Ich merkte wohl, dass sich der Glaube nicht speichern und das Leben nicht konservieren lässt. Jedoch zog ich daraus die falschen Schlüsse. Ich verzweifelte abwechselnd an dir, an meinem Glauben und mir selbst – aber zweifelte zu wenig an der Art, wie ich meinen Glauben lebte. Ich kam nicht auf den Gedanken, dass ich vielleicht mit dem richtigen Glauben an den wahren Gott glaubte – aber eben auf falsche Weise.
Ich dachte, du wärst mir mit deinem Kreuz und deiner Auferstehung viele entscheidende Schritte entgegengekommen – bis auf den einen, den ich allein und ohne dich zu gehen hätte. Ich fühlte mich verpflichtet, auch etwas von mir aus für dich zu tun, nachdem du schon so viel für mich getan hattest. Aber je mehr ich mich anstrengte, desto verkrampfter und verzweifelter wurde ich. Zwar bat ich dich stets um deine Unterstützung, aber letztlich suchte ich das Entscheidende doch bei mir.
Jetzt erkenne ich, dass gerade das mein Fehler war, dass ich von mir etwas erwartete, was du gar nicht von mir gefordert hattest, dass ich etwas erkämpfen wollte, was ich in dir schon längst hatte.

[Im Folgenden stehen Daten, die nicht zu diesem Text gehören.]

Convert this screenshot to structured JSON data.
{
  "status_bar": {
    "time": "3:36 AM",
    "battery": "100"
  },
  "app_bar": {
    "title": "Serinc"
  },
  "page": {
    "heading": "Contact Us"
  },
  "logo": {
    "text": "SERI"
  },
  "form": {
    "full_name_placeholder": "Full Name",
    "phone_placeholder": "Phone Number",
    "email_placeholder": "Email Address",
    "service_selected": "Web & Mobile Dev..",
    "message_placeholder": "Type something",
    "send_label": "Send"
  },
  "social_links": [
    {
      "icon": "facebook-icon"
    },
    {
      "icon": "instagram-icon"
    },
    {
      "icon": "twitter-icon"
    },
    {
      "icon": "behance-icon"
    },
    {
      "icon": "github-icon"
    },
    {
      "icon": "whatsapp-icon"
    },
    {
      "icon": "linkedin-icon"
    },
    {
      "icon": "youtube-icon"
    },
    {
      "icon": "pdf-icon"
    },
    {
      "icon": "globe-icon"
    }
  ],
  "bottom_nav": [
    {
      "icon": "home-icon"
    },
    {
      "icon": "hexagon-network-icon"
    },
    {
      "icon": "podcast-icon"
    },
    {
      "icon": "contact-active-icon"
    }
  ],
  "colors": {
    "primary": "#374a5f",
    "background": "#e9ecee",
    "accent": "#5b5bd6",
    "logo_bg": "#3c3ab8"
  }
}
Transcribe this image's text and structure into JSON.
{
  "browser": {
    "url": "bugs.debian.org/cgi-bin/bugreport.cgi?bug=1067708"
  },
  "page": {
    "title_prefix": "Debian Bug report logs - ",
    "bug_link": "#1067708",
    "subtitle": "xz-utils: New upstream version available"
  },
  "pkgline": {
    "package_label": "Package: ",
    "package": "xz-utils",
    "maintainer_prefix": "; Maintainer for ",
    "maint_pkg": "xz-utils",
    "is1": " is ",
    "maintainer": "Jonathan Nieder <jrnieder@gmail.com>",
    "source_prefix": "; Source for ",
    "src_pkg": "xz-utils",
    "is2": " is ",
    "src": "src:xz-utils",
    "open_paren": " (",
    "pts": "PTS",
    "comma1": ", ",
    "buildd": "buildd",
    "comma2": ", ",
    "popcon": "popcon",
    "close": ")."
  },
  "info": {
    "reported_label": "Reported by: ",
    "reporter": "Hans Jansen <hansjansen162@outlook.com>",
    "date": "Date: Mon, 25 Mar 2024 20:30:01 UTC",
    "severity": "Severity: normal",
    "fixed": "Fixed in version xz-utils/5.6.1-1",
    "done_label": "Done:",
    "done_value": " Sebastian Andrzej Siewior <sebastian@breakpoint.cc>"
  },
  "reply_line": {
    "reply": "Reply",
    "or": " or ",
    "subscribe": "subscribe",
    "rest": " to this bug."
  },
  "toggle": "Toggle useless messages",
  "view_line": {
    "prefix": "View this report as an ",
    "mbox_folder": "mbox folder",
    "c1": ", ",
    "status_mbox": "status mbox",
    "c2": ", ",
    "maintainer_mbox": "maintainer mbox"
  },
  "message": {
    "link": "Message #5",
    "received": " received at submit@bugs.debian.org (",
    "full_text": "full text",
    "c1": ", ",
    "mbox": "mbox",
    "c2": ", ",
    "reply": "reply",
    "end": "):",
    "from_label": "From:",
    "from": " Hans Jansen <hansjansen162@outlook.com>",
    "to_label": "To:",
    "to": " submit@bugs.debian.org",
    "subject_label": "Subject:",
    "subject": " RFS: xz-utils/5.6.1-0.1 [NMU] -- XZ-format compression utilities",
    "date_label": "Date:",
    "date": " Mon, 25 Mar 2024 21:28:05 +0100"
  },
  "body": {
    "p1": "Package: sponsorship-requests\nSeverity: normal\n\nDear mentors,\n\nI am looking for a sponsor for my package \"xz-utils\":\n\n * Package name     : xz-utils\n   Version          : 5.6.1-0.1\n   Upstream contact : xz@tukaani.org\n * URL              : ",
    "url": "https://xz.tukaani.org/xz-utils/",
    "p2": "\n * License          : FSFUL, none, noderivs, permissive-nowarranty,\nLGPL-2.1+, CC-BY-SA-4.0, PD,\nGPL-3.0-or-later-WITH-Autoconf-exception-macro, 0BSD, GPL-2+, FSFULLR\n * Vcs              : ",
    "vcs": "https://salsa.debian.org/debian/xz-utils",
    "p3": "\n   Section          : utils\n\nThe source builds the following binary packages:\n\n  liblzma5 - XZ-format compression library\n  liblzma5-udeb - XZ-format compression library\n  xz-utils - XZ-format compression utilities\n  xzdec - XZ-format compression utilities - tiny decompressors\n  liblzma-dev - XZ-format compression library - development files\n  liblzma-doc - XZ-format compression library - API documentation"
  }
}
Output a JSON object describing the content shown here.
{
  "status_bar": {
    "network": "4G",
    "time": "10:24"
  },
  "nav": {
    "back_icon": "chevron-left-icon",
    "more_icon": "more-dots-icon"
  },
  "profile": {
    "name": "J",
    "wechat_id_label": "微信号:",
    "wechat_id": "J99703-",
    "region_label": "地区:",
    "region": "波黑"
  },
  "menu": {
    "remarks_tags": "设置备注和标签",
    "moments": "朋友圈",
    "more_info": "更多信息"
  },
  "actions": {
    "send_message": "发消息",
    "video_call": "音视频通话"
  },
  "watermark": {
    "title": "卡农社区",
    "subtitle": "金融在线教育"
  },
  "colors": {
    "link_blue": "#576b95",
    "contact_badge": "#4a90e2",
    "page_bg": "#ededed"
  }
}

Du bist mir nicht nur neun – oder auch neunundneunzig – Schritte entgegengekommen, so dass jetzt alles an meinem einen eigenen Schritt läge, sondern du bist alle – zehn oder hundert – Schritte auf mich zugekommen, damit ich nun jeden Schritt, den ich zu gehen habe, mit dir und durch dich gehen kann.
So will ich dir von nun an nichts mehr versprechen – aber möglichst alles erlauben. Ich möchte dich nicht mehr nur für meine Geschichte beanspruchen, sondern mich für deine Geschichte mit dieser Welt und mit mir öffnen. Ich werde dich weniger um Dinge bitten – aber dir für viel mehr danken; danken dafür, dass es keine Situation geben wird, in der du nicht bei mir sein wirst, danken dafür, dass du selbst mit deiner Gnade und Treue mir alles das bist, was ich brauche, um nach deinem Willen zu leben.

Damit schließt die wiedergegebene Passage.